M. Patriat ministre du Commerce
L'exaspération des professionnels et des entrepreneurs indépendants français face aux pratiques des grandes surfaces est loin, très loin, d'être un phénomène nouveau. Aujourd'hui, nos amis du syndicat de la coiffure, présidé par Christian Belloc, protestent contre les prix destructeurs des services dans les hypermarchés. Récemment, on a pu déplorer la disparition, très dommageable en milieu rural, des stations services indépendantes éliminées par la vente du carburant à bas prix, comme simple produit d'appel, dans les centres commerciaux. Sporadiquement, dans le passé, d'importants mouvements récurrents se sont ainsi développés, particulièrement le poujadisme dans les années 1950, et plus spécifiquement encore celui de Nicoud contre les grandes surfaces dans les années 1970. De telles protestations, dont les hommes politiques ont gardé la crainte en mémoire, dénonçaient alors les formes hypertrophiées de la grande distribution. Sous cette pression, ou pour prévenir la réapparition du phénomène, les dirigeants français ont toujours imaginé de restreindre la concurrence.

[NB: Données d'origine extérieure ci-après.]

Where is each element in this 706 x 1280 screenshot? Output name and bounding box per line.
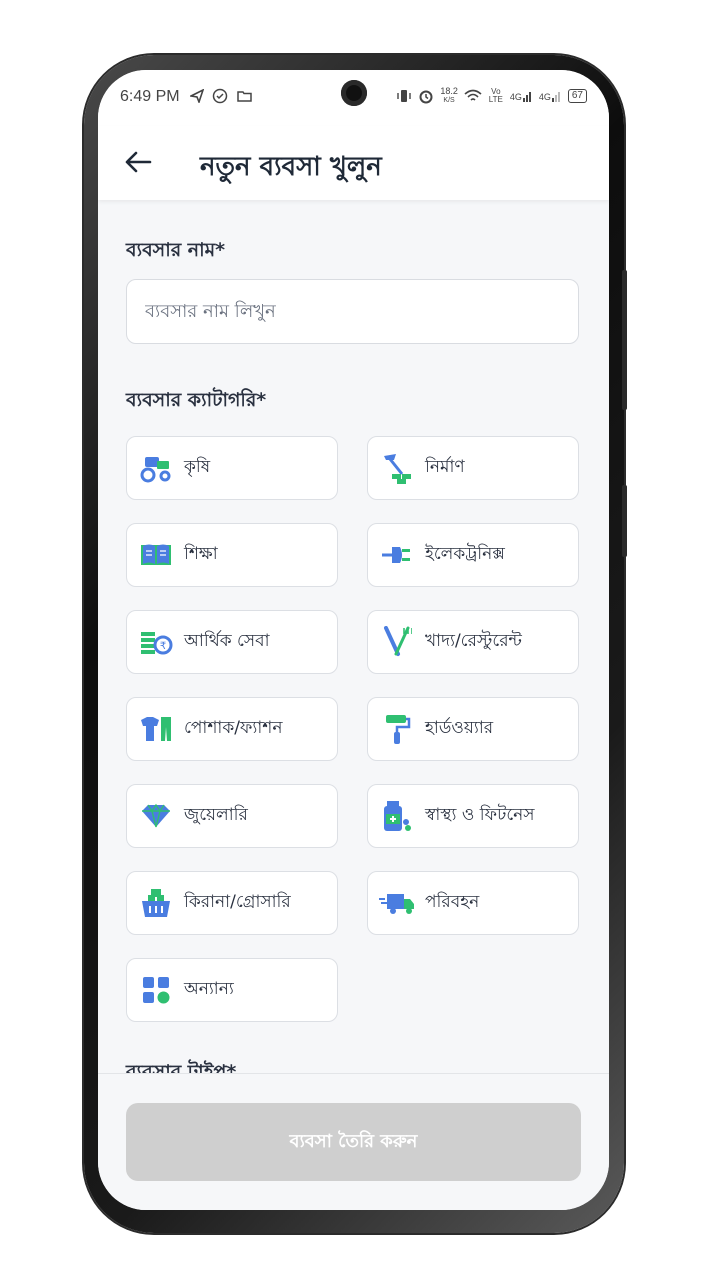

La réglementation conservatrice française n'est d'ailleurs pas si récente. Dès les années 1820, face au développement des magasins de nouveautés, qui étaient des bazars parisiens de 400 ou 500 m2 spécialisés dans les divers produits textiles, les pouvoirs publics ont imaginé de taxer le développement du commerce multiple. Cela a créé la première réforme des patentes sous Louis Philippe en 1840. Dans ce cadre, est né un phénomène au départ français : le grand magasin qui apparaît avec le "Bon Marché" de Boucicaut puis le "Louvre" etc. dans les années 1850. Le frein apporté aux supermarchés dans les années 1950 créera un autre phénomène très français : l'hypermarché "Carrefour" sur 10 000 voire 20 000 m2. La perverse loi Royer de 1973 permettra aux groupes d'hypermarchés d'accaparer le développement dirigiste de l'urbanisme commercial. Et ainsi de suite. On n'en finirait plus de souligner les effets redoutables, pour les petites entreprises individuelles du commerce, et pour les consommateurs, de la prétention de l'État à contrôler l'initiative en matière de distribution, au nom de la sauvegarde du petit commerce et de l'artisanat.
Le dernier état de cette réglementation française figure à l'article L 420-5 du code de Commerce ; cet article résulte d'une chaîne évolutive d'intervention du ministère du Commerce se prétendant à la rescousse des "petits commerçants et artisans" qu'on enfonce sans vergogne de charges et de taxes ! : "Sont prohibées les offres de prix ou pratiques de prix de vente aux consommateurs abusivement bas par rapport aux coûts de production, de transformation et de commercialisation, dès lors que ces offres ou pratiques ont pour objet ou peuvent avoir pour effet d'éliminer d'un marché ou d'empêcher d'accéder à un marché une entreprise ou l'un de ses produits."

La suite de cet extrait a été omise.